Virtual Private Cloud (VPC) - Salem73616C656D/reading-notes GitHub Wiki
Key Takeaways
Virtual Private Cloud:
- A VPC is a public cloud offering that lets an enterprise establish its own private cloud-like computing environment on shared public cloud infrastructure. A VPC gives an enterprise the ability to define and control a virtual network that is logically isolated from all other public cloud tenants, creating a private, secure place on the public cloud.
Features:
- Agility: Control the size of your virtual network and deploy cloud resources whenever your business needs them. You can scale these resources dynamically and in real-time.

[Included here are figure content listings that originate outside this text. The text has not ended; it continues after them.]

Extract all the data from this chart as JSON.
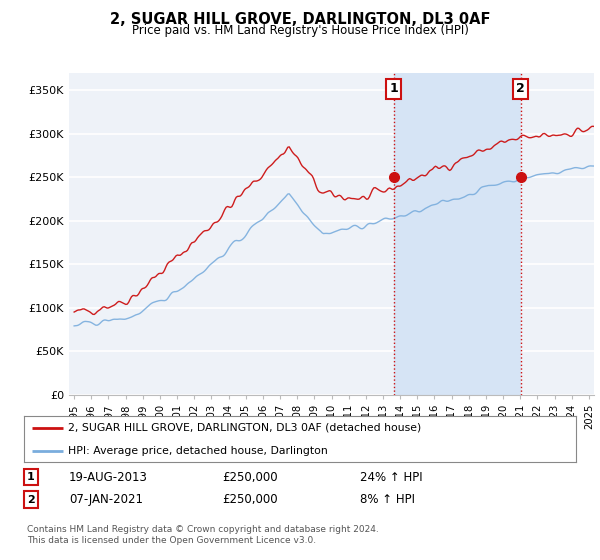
{
  "title": "2, SUGAR HILL GROVE, DARLINGTON, DL3 0AF",
  "subtitle": "Price paid vs. HM Land Registry's House Price Index (HPI)",
  "ylim": [
    0,
    370000
  ],
  "yticks": [
    0,
    50000,
    100000,
    150000,
    200000,
    250000,
    300000,
    350000
  ],
  "ytick_labels": [
    "£0",
    "£50K",
    "£100K",
    "£150K",
    "£200K",
    "£250K",
    "£300K",
    "£350K"
  ],
  "bg_color": "#eef2f8",
  "plot_bg_color": "#eef2f8",
  "grid_color": "#ffffff",
  "highlight_color": "#d6e4f5",
  "red_color": "#cc1111",
  "blue_color": "#7aaddd",
  "sale1_year": 2013.63,
  "sale1_price": 250000,
  "sale2_year": 2021.02,
  "sale2_price": 250000,
  "legend_line1": "2, SUGAR HILL GROVE, DARLINGTON, DL3 0AF (detached house)",
  "legend_line2": "HPI: Average price, detached house, Darlington",
  "annotation1_date": "19-AUG-2013",
  "annotation1_price": "£250,000",
  "annotation1_hpi": "24% ↑ HPI",
  "annotation2_date": "07-JAN-2021",
  "annotation2_price": "£250,000",
  "annotation2_hpi": "8% ↑ HPI",
  "footer": "Contains HM Land Registry data © Crown copyright and database right 2024.\nThis data is licensed under the Open Government Licence v3.0.",
  "x_start_year": 1995,
  "x_end_year": 2025
}
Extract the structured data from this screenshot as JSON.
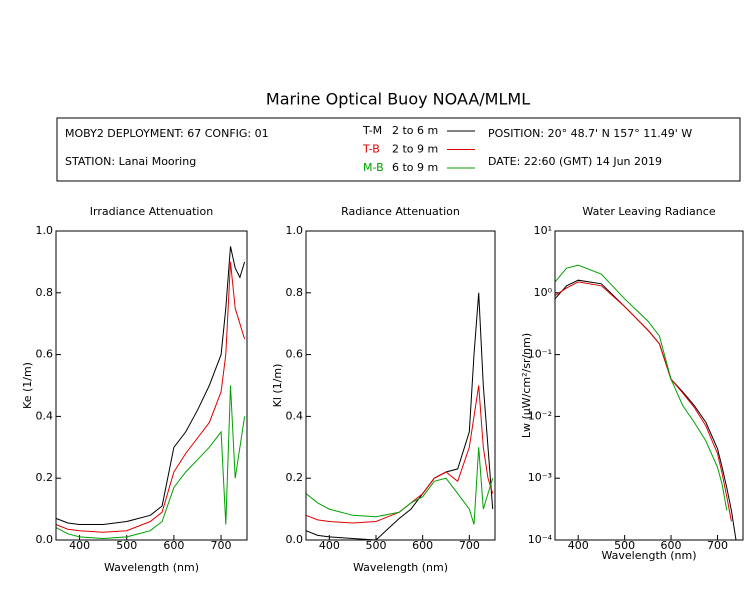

- Availability: Redundant resources and highly fault-tolerant availability zone architectures mean your applications and workloads are highly available.
- Security: Because the VPC is a logically isolated network, your data and applications won’t share space or mix with those of the cloud provider’s other customers. You have full control over how resources and workloads are accessed, and by whom.
- Affordability: VPC customers can take advantage of the public cloud’s cost-effectiveness, such as saving on hardware costs, labor times, and other resources.
Benefits:
- Flexible business growth: Because cloud infrastructure resources—including virtual servers, storage, and networking—can be deployed dynamically, VPC customers can easily adapt to changes in business needs.
- Satisfied customers: In today’s “always-on” digital business environments, customers expect uptime ratios of nearly 100%. The high availability of VPC environments enables reliable online experiences that build customer loyalty and increase trust in your brand.
- Reduced risk across the entire data lifecycle: VPCs enjoy high levels of security at the instance or subnet level, or both. This gives you peace of mind and further increases the trust of your customers.
- More resources to channel toward business innovation: With reduced costs and fewer demands on your internal IT team, you can focus your efforts on achieving key business goals and exercising core competencies.
Architecture:
- Compute: Virtual server instances (VSIs, also known as virtual servers) are presented to the user as virtual CPUs (vCPUs) with a predetermined amount of computing power, memory, etc.
- Storage: VPC customers are typically allocated a certain block storage quota per account, with the ability to purchase more. It is akin to purchasing additional hard drive space. Recommendations for storage are based on the nature of your workload.
- Networking: You can deploy virtual versions of various networking functions into your virtual private cloud account to enable or restrict access to its resources. These include public gateways, which are deployed so that all or some areas of your VPC environment can be made available on the public-facing Internet; load balancers, which distribute traffic across multiple VSIs to optimize availability and performance; and routers, which direct traffic and enable communication between network segments. Direct or dedicated links enable rapid and secure communications between your on-premises enterprise IT environment or your private cloud and your VPC resources on public cloud.